Each row describes one image via an image-path column, a label column, and any
number of metadata columns that are surfaced to DataEval as datum metadata.
"""
def __init__(
self,
dataframe: pd.DataFrame,
index2label: dict[int, str],
image_col: str = "filepath",
label_col: str = "label",
metadata_cols: list[str] | None = None,
dataset_id: str = "dataframe-catalog",
) -> None:
# reset_index keeps positional indexing aligned with __getitem__
self._df = dataframe.reset_index(drop=True)
self.index2label = index2label
self._image_col = image_col
self._label_col = label_col
self._metadata_cols = metadata_cols or []
# DatasetMetadata advertises the class-name mapping to DataEval
self.metadata: DatasetMetadata = DatasetMetadata(id=dataset_id, index2label=index2label)
def __len__(self) -> int:
return len(self._df)
def _one_hot(self, label: int) -> np.ndarray:
target = np.zeros(len(self.index2label), dtype=np.float32)
target[label] = 1.0
return target
def __getitem__(self, index: int) -> tuple[np.ndarray, np.ndarray, DatumMetadata]:
row = self._df.iloc[index]
# Decode the image and convert to channels-first (C, H, W)
image = np.asarray(Image.open(row[self._image_col]).convert("RGB"), dtype=np.uint8).transpose(2, 0, 1)
# One-hot encode the label as the classification target
target = self._one_hot(int(row[self._label_col]))
# Pull in the desired metadata columns; remember metadata is per-image and must include an "id" field
datum_metadata = DatumMetadata(id=index, **{col: row[col] for col in self._metadata_cols})

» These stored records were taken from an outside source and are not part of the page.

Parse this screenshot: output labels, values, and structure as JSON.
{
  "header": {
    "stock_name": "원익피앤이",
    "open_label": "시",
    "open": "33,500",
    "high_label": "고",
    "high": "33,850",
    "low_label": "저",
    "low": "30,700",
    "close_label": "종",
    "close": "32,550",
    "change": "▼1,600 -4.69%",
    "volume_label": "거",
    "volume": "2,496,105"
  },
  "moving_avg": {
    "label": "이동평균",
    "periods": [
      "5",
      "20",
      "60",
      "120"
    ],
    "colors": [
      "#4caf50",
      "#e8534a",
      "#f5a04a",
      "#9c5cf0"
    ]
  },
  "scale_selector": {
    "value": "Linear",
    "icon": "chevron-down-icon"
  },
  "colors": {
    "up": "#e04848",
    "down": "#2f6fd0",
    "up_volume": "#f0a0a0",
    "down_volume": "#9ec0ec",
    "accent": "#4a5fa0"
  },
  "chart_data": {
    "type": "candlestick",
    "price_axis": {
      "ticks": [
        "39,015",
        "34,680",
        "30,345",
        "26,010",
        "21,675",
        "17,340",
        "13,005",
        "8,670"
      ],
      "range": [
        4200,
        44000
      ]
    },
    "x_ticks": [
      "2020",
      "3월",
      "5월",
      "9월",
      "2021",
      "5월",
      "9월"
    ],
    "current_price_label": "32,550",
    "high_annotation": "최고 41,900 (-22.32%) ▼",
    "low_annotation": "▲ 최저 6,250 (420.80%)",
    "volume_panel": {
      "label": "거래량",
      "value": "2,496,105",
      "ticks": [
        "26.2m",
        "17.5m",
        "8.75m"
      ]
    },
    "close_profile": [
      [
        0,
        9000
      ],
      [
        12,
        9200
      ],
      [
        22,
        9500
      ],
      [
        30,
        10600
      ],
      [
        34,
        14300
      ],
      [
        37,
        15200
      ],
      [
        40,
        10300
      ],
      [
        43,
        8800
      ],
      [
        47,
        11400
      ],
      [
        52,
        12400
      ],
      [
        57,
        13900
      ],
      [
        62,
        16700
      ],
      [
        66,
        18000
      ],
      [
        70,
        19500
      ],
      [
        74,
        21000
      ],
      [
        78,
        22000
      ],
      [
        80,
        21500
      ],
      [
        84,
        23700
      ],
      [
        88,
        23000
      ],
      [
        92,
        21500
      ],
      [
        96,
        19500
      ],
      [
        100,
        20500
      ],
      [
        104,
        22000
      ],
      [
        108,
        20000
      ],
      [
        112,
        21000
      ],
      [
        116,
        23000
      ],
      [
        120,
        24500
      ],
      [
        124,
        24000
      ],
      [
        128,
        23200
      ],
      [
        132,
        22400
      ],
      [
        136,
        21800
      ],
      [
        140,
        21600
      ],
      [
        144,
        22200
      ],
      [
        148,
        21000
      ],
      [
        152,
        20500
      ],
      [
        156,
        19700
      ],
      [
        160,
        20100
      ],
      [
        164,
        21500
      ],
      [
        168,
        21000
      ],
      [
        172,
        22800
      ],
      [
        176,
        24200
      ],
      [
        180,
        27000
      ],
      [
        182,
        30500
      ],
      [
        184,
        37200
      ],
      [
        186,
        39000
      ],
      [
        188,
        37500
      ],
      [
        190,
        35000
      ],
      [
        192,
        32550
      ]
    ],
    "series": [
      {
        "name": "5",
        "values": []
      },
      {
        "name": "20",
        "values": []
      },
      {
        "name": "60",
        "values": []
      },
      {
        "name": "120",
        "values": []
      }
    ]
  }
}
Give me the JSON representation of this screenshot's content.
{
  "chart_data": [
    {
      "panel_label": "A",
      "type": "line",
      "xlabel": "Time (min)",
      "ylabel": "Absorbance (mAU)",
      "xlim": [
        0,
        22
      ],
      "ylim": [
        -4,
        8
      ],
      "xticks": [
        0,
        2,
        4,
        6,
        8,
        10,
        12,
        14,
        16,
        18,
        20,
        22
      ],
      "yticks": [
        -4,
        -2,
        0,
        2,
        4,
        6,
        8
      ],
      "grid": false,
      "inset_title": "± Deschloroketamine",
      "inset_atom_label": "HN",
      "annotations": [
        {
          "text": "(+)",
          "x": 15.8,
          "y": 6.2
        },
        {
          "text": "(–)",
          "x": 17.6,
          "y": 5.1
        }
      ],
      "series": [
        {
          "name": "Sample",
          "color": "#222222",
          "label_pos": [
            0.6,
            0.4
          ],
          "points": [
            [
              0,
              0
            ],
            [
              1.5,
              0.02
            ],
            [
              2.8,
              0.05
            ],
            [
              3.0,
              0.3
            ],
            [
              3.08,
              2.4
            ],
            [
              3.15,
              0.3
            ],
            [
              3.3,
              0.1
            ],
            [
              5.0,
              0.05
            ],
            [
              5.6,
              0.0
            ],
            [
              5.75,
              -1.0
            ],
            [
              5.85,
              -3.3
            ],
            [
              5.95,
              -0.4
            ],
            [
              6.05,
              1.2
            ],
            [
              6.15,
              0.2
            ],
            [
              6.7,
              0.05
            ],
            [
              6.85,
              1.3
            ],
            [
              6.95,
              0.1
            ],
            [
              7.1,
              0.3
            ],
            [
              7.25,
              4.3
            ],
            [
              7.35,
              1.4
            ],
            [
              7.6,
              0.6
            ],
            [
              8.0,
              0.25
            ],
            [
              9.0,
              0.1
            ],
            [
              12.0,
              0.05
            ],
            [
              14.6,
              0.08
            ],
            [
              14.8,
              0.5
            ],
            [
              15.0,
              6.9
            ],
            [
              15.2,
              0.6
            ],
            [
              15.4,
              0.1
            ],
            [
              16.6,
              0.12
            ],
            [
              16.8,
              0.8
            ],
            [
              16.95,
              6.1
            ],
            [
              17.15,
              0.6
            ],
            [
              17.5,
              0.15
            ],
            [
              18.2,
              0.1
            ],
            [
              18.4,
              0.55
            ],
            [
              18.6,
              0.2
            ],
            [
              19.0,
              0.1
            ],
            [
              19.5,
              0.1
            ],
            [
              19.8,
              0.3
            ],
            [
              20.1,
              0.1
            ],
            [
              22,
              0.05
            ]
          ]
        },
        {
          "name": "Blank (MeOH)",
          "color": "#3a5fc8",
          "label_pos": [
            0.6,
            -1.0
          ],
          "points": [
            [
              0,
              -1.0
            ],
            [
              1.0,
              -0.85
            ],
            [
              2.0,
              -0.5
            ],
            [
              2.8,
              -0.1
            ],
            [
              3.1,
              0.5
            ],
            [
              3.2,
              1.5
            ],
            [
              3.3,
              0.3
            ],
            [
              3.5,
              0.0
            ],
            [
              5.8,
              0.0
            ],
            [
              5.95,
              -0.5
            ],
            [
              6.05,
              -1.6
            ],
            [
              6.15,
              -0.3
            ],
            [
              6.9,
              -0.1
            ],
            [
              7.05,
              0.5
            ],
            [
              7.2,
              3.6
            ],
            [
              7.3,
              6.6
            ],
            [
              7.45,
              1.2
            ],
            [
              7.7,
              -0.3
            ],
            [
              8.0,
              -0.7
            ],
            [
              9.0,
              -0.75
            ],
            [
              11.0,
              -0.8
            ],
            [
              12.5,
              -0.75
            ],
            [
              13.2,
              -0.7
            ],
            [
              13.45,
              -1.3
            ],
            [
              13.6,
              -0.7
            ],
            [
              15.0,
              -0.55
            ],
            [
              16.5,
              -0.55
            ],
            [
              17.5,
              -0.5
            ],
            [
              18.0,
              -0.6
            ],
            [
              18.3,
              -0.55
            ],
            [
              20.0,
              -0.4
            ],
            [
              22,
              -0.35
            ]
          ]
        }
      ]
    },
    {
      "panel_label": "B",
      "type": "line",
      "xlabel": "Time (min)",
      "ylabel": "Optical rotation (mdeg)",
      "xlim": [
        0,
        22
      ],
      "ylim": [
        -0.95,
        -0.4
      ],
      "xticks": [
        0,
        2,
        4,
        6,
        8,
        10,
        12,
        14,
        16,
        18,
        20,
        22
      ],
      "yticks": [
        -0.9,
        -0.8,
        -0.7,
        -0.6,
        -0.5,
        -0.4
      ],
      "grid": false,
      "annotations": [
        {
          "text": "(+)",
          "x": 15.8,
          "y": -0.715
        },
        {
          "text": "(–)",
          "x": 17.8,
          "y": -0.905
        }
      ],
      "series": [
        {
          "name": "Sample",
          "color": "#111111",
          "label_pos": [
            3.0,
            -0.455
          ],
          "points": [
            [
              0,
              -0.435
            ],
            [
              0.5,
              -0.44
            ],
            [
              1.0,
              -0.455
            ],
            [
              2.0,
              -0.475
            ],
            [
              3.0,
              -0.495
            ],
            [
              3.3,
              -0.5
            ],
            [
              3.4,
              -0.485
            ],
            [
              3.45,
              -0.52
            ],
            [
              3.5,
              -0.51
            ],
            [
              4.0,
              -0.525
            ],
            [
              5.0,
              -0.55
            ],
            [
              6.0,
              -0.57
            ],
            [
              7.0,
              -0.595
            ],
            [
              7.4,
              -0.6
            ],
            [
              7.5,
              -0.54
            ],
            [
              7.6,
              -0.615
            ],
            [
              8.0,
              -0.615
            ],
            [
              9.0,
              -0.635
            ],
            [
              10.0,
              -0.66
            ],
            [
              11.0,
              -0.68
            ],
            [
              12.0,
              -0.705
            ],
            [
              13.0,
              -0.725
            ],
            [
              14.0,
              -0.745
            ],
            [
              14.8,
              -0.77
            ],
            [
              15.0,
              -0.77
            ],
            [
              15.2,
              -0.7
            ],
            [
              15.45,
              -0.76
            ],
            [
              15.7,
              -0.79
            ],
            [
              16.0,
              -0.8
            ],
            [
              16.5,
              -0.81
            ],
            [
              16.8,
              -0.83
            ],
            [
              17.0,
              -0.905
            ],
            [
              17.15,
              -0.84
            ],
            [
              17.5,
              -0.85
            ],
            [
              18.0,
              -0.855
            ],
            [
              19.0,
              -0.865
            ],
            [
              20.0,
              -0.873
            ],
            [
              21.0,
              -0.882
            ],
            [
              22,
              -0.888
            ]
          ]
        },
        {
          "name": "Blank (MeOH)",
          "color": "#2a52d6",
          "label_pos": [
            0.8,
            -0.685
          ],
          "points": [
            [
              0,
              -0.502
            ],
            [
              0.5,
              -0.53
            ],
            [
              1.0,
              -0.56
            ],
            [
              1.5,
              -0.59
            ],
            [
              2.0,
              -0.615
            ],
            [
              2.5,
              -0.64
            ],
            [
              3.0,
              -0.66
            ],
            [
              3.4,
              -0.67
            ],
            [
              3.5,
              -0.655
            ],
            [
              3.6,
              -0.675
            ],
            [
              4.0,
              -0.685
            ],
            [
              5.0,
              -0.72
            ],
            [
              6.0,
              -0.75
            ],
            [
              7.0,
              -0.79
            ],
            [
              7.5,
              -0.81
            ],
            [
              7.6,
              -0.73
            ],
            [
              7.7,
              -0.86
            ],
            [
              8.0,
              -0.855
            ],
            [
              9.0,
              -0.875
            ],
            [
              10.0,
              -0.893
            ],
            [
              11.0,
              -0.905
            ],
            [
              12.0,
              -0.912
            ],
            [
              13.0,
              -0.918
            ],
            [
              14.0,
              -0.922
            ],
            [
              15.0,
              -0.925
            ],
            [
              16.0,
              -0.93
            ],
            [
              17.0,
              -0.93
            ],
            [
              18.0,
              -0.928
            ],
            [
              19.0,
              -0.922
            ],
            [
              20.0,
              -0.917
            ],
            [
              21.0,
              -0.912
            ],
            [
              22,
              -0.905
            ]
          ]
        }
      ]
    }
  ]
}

return image, target, datum_metadata
Instantiate the adapter over your catalog, pointing it at the metadata columns you want DataEval to see.
dataset = DataFrameICDataset(catalog, index2label, metadata_cols=["weather", "altitude_m"])

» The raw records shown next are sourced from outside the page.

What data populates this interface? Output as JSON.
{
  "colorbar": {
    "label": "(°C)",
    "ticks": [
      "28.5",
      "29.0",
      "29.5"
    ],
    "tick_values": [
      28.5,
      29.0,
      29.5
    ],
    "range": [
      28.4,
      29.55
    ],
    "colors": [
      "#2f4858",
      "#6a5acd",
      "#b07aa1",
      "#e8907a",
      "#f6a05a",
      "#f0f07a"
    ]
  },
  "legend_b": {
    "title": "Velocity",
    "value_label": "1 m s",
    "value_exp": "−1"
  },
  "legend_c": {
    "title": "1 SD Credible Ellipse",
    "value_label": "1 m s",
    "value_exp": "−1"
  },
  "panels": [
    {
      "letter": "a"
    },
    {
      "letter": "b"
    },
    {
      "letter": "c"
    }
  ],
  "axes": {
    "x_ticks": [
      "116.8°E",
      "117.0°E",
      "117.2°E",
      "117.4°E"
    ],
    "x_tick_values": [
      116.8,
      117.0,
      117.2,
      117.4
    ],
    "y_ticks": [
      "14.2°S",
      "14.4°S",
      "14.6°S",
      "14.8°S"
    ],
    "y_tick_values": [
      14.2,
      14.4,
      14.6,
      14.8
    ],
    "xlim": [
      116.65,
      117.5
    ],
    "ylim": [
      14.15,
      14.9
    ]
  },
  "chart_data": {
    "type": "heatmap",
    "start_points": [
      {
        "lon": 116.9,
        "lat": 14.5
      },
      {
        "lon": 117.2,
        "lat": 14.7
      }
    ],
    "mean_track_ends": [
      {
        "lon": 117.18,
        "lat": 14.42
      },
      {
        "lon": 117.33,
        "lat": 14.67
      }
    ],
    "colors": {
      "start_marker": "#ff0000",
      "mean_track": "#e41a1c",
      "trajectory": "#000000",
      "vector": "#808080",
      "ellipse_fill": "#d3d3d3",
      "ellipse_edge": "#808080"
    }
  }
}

print(f"Dataset length: {len(dataset)}")
Dataset length: 90
Inspect a single item to confirm the shapes and types match what DataEval expects. Verify that images have channels first, that targets are one-hot encoded, and that datum metadata has an id and one value per category.

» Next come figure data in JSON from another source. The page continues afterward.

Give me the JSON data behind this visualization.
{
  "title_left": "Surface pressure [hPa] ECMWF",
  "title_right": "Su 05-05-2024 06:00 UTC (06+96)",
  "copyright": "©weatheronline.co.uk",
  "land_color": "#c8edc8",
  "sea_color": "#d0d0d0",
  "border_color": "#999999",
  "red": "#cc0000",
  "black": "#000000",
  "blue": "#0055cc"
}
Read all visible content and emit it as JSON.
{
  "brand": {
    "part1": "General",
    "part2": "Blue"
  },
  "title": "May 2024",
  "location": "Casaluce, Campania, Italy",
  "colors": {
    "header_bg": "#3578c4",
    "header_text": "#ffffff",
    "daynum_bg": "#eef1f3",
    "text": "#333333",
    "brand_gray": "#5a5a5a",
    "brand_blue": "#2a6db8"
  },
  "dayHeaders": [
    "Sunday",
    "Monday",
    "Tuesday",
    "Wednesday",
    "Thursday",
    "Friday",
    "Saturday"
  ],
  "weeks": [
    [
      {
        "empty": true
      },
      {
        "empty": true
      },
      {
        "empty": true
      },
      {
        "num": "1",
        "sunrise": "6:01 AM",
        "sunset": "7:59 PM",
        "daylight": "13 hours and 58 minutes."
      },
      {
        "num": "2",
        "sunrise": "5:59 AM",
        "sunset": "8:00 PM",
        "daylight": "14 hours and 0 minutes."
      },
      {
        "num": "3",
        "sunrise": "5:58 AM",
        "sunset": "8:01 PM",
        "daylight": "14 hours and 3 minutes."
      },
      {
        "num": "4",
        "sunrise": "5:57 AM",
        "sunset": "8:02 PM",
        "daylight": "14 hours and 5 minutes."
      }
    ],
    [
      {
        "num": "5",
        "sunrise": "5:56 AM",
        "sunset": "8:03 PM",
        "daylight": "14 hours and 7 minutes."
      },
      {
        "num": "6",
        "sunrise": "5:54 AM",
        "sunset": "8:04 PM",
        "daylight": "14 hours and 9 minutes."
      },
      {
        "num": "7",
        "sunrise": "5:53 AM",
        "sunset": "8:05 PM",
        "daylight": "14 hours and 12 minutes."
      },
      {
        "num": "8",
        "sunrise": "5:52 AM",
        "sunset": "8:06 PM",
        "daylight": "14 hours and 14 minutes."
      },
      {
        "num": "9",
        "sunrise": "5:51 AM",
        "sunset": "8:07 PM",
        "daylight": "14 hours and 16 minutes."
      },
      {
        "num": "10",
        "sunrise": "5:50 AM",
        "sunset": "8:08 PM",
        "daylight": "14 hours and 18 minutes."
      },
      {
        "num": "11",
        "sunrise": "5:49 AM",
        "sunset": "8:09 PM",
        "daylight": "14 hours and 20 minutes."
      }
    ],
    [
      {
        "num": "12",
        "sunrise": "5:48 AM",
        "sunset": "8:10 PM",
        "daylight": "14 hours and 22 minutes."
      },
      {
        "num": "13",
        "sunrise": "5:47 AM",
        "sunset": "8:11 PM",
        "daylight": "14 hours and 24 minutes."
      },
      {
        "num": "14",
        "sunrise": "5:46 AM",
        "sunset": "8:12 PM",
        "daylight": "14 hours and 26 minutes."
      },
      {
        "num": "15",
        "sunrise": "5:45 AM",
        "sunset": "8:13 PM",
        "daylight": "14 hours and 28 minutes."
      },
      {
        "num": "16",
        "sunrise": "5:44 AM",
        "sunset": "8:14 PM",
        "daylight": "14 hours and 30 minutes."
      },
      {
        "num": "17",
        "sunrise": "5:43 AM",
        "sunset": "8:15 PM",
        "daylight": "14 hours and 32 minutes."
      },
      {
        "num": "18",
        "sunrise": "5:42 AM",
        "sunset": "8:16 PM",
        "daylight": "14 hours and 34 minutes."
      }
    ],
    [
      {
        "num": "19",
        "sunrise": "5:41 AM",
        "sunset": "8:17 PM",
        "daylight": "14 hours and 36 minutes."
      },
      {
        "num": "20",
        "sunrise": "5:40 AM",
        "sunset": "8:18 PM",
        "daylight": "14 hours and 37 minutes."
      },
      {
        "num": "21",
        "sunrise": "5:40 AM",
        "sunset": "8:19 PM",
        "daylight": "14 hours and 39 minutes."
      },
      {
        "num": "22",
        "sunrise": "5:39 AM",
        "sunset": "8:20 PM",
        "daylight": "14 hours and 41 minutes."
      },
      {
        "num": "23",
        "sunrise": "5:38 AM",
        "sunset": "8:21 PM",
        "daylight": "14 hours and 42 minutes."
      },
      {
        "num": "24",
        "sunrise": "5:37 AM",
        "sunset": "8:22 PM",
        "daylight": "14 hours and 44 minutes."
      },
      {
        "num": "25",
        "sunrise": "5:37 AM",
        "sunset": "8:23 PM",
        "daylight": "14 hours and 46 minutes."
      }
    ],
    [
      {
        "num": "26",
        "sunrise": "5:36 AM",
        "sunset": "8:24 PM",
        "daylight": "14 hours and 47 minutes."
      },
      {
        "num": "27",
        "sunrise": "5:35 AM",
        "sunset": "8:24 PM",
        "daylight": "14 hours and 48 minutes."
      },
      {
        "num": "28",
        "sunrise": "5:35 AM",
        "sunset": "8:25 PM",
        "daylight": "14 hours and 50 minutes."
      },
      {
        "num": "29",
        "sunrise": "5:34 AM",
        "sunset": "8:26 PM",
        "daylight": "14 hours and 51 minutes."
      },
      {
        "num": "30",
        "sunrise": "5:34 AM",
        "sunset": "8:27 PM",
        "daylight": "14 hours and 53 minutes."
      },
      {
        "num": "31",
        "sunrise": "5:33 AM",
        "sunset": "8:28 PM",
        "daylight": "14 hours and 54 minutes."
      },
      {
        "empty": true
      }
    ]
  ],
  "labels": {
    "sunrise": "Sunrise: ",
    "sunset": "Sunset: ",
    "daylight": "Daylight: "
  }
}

image, target, datum_metadata = dataset[0]
print(f"image shape: {image.shape} ({image.dtype})")
print(f"target (label): {target}")
print(f"datum metadata: {datum_metadata}")
image shape: (3, 128, 128) (uint8)
target (label): [1. 0. 0.]
datum metadata: {'id': 0, 'weather': 'clear', 'altitude_m': np.float64(50.0)}
Because the protocols are runtime-checkable, you can verify structurally that the adapter is a valid DataEval dataset.
print(f"Is an AnnotatedDataset: {isinstance(dataset, AnnotatedDataset)}")
Is an AnnotatedDataset: True
Analyze it with DataEval¶
The adapter now works anywhere a DataEval dataset is expected. Build a
Metadata object from it - DataEval reads the labels and the per-item
metadata you exposed.
metadata = Metadata(dataset)
# "id" is a per-item identifier, not a meaningful factor for bias analysis
metadata.exclude = ["id"]
print(f"Factor names: {metadata.factor_names}")
Factor names: ['altitude_m', 'weather']
That is all it takes: a small adapter turns any DataFrame-described dataset into something DataEval can analyze, with no need to restructure your files on disk.